In France, physicians are present in the prehospital unit, and some of them are anaesthesiologists. Thus, they transfer their knowledge from the hospital to this particular spot, as regional anaesthesia. The aim of regional anaesthesia in prehospital medicine is to assure adequate analgesia allowing fracture reduction, leg immobilization, transport to the emergency department and radiographic diagnosis without pain.
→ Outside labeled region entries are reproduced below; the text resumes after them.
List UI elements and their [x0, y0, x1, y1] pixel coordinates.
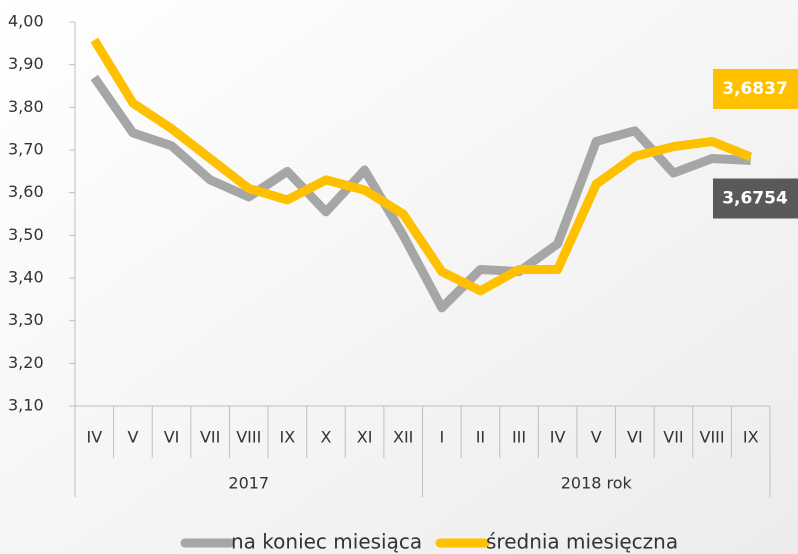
x-tick-label: IV — [86, 428, 102, 447]
x-tick-label: IX — [280, 428, 296, 447]
y-tick-label: 3,20 — [8, 353, 44, 372]
page: {"chart_data": {"type": "line", "categor… — [0, 0, 798, 554]
chart: 3,10 3,20 3,30 3,40 3,50 3,60 3,70 3,80 3,90 4,00… — [0, 0, 798, 554]
x-tick-label: XI — [357, 428, 373, 447]
y-tick-label: 3,70 — [8, 140, 44, 159]
y-tick-label: 3,90 — [8, 54, 44, 73]
x-tick-label: VI — [164, 428, 180, 447]
x-tick-label: VIII — [700, 428, 725, 447]
x-tick-label: VII — [200, 428, 220, 447]
x-tick-label: I — [439, 428, 444, 447]
group-label: 2018 rok — [561, 474, 633, 493]
group-label: 2017 — [228, 474, 269, 493]
x-tick-label: XII — [393, 428, 413, 447]
y-tick-label: 3,10 — [8, 396, 44, 415]
x-tick-label: V — [127, 428, 138, 447]
x-tick-label: IX — [743, 428, 759, 447]
x-tick-label: VIII — [236, 428, 261, 447]
value-label: 3,6837 — [722, 79, 788, 99]
legend-label: średnia miesięczna — [486, 530, 678, 554]
x-tick-label: III — [512, 428, 526, 447]
y-tick-label: 3,80 — [8, 97, 44, 116]
y-tick-label: 4,00 — [8, 12, 44, 31]
x-tick-label: II — [476, 428, 485, 447]
y-tick-label: 3,60 — [8, 182, 44, 201]
x-tick-label: X — [320, 428, 331, 447]
y-tick-label: 3,30 — [8, 310, 44, 329]
x-tick-label: IV — [550, 428, 566, 447]
x-tick-label: VI — [627, 428, 643, 447]
y-tick-label: 3,50 — [8, 225, 44, 244]
value-label: 3,6754 — [722, 188, 788, 208]
x-tick-label: VII — [663, 428, 683, 447]
legend-label: na koniec miesiąca — [231, 530, 422, 554]
y-tick-label: 3,40 — [8, 268, 44, 287]
x-tick-label: V — [591, 428, 602, 447]
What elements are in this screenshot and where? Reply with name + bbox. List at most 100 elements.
In this case report, 1.5% lidocaine with epinephrine was used in this single injection technique to avoid any interference with subsequent anaesthesia for the surgery. Moreover, the type of local anaesthetic solution and its concentration is still matter of debate in children for FICB [2,10]. Finally, fast onset and low toxicity made lidocaine a good anaesthetic solution in prehospital care especially for a single injection technique.
We and Lopez and colleagues described the feasibility of FICB for adults in prehospital setting [6,8]. Nevertheless, no conclusion can be drawn for paediatric patients. One interest of this case report is the feasibility of FICB for femoral bone fracture in children at the scene of trauma. The FICB allowed the child to be calmed down without the need for sedation (OPS = 0 after the block). FICB permitted to keep continue verbal contact allowing transporting the child in good conditions to the hospital. However, in our case it was a co-operative child, it may be more difficult with an agitated one where sedation is required.
FICB is an adequate tool in a prehospital setting because this non-stimulated technique is easy to perform, safe and inexpensive. Nevertheless, complications have been described anecdotally , and we have to keep in mind that regional anaesthesia must be performed carefully with adapted surveillance . As a nerve stimulator is not available in ambulances, this should be an effective method to obtain a lumbar plexus blockade. Moreover, some physicians in prehospital units in France are generalist physicians, so they don't have the right to use a nerve stimulator [6,13].
In summary, we report a successful FICB in a child performed by an anaesthesiologist in a prehospital unit. The block allowed transporting the child easily without any pain or discomfort.